Man muss sich das so vorstellen: Fünf christliche Konfessionen in einer Kirche, jede Konfession älter und ehrwürdiger als die andere, jede sich wichtiger und besser wähnend als die andere, muss in einer sehr großen Kirche miteinander zurechtkommen.

Das geht so gut, dass man sich nicht einmal darüber einigen kann, wann geputzt werden darf und wer dafür verantwortlich ist, eine seit Jahren nach einer Renovierung vergessene Leiter wegzuräumen.

Es geht so gut miteinander, dass die türkische Regierung bereits vor Jahrhunderten beschlossen hat, den Kirchenschlüssel einer muslimischen Familie anzuvertrauen, die sich seit dieser Zeit um all diese eher hausmeisterlichen Tätigkeiten kümmert.

Weil die christlichen Konfessionen derart im Clinch liegen, hat die israelische Regierung daran nichts geändert, sondern dies um des lieben Friedens willen beibehalten.

Moslems sind es, die für eine der zentralsten Kirchen der Welt zuständig sind, weil sich die Christen innerhalb der Mauern derart unwillig begegnen, dass man sich dafür nur schämen kann, Christ zu sein.

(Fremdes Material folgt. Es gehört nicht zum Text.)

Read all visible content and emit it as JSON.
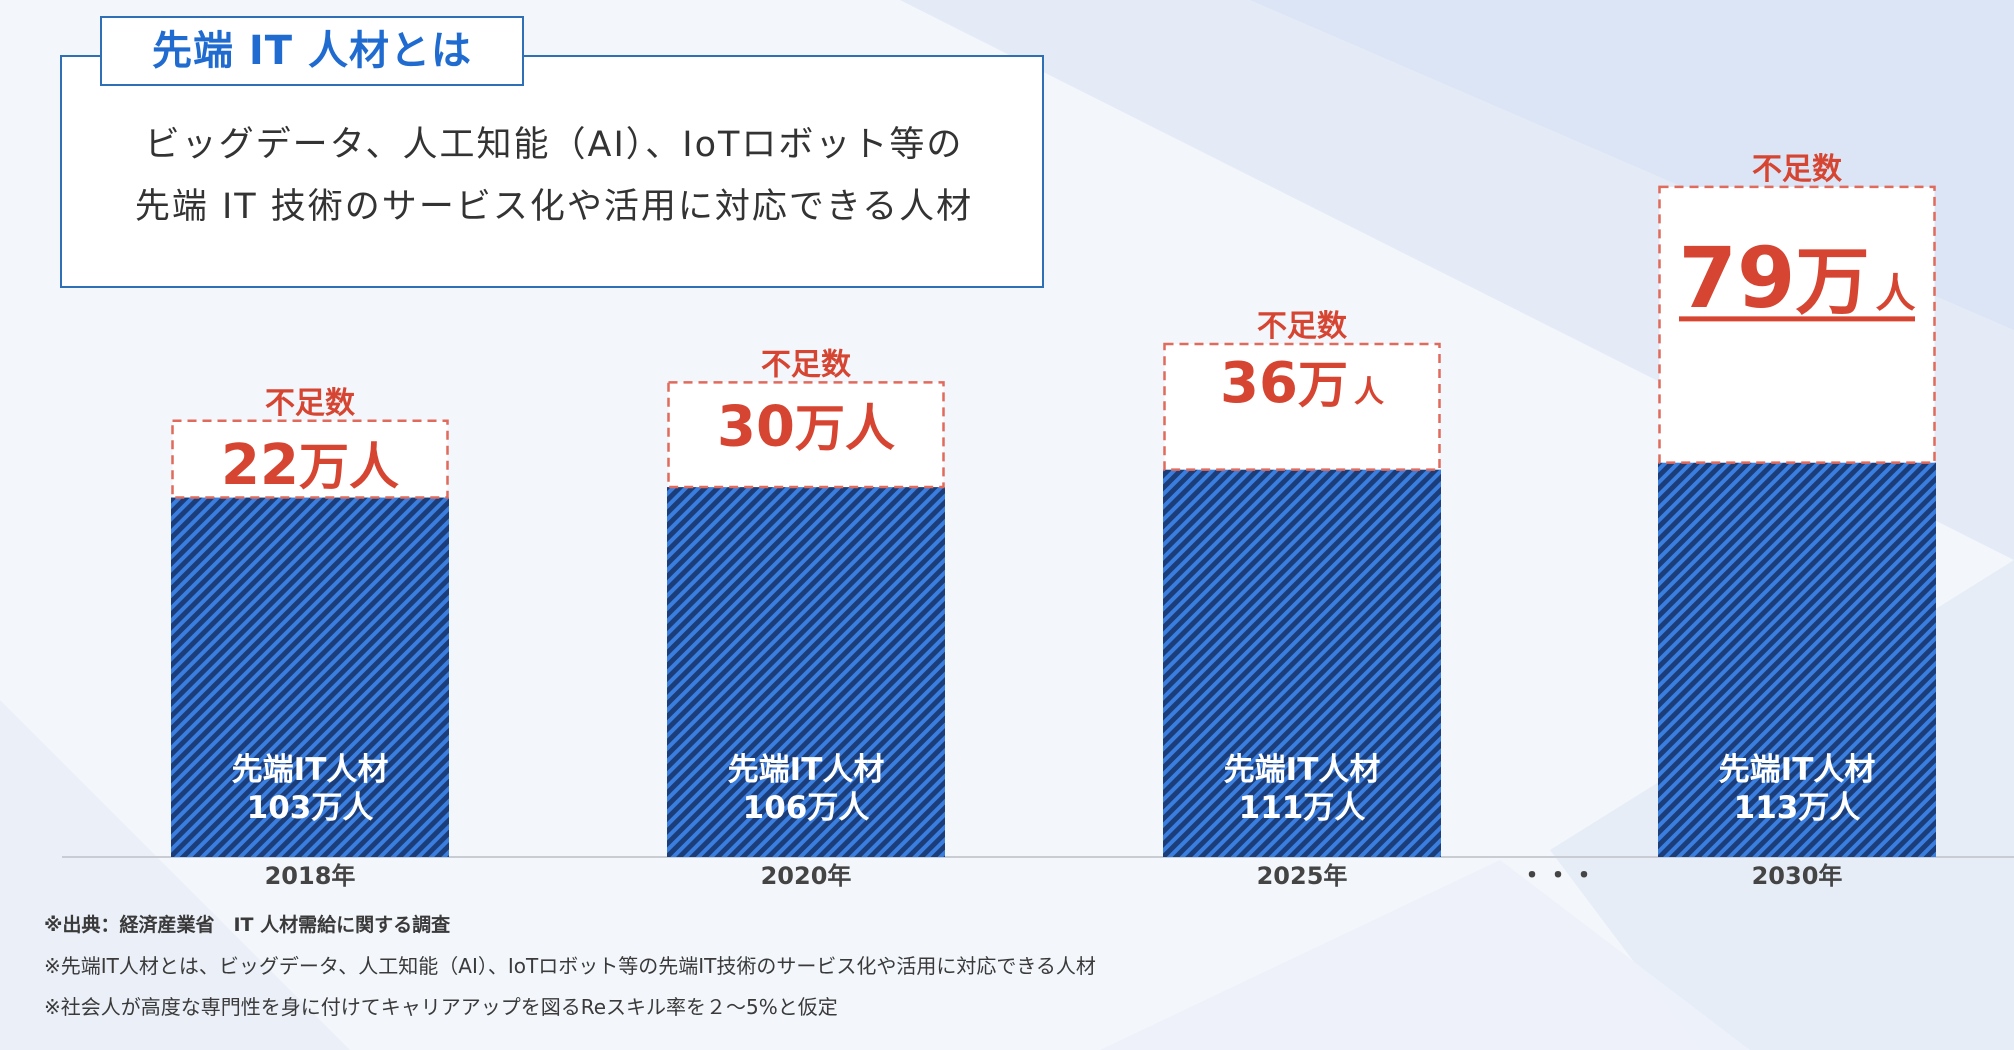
{
  "definition": {
    "title": "先端 IT 人材とは",
    "line1": "ビッグデータ、人工知能（AI）、IoTロボット等の",
    "line2": "先端 IT 技術のサービス化や活用に対応できる人材"
  },
  "chart_data": {
    "type": "bar",
    "stacked": true,
    "categories": [
      "2018年",
      "2020年",
      "2025年",
      "2030年"
    ],
    "gap_marker": "・・・",
    "series": [
      {
        "name": "先端IT人材",
        "values": [
          103,
          106,
          111,
          113
        ],
        "labels": [
          "103万人",
          "106万人",
          "111万人",
          "113万人"
        ],
        "color": "#1e4f9c"
      },
      {
        "name": "不足数",
        "values": [
          22,
          30,
          36,
          79
        ],
        "number_labels": [
          "22",
          "30",
          "36",
          "79"
        ],
        "big_unit": "万人",
        "small_unit": "人",
        "color": "#d64531"
      }
    ],
    "grid": false,
    "legend": "none"
  },
  "notes": {
    "source": "※出典：経済産業省　IT 人材需給に関する調査",
    "definition": "※先端IT人材とは、ビッグデータ、人工知能（AI）、IoTロボット等の先端IT技術のサービス化や活用に対応できる人材",
    "assumption": "※社会人が高度な専門性を身に付けてキャリアアップを図るReスキル率を２～5%と仮定"
  }
}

Aber zu den Attraktionen dieser Kirche: Vom Berg Golgatha, also dem, wo Jesus wahrscheinlich gekreuzigt wurde, sieht man nichts.

Der Gipfel, der sich wohl unter dem Altar der Kirche befindet, ist völlig zugebaut mit Silber, Gold, Weihrauchgefäßen, Ikonen, Öllämpchen und natürlich auch Pilgern.

Letztere stellen sich in einer Schlange an, werfen sich vor dem angeblichen Kreuzigungsort nieder, verharren in demütiger Stellung vor dieser Zusammenstellung aus Gold und Silber und schleppen sich dann weiter zu der steinernen Liege, auf der der Leichnam Jesu eventuell für einen kurzen Moment zum Liegen kam.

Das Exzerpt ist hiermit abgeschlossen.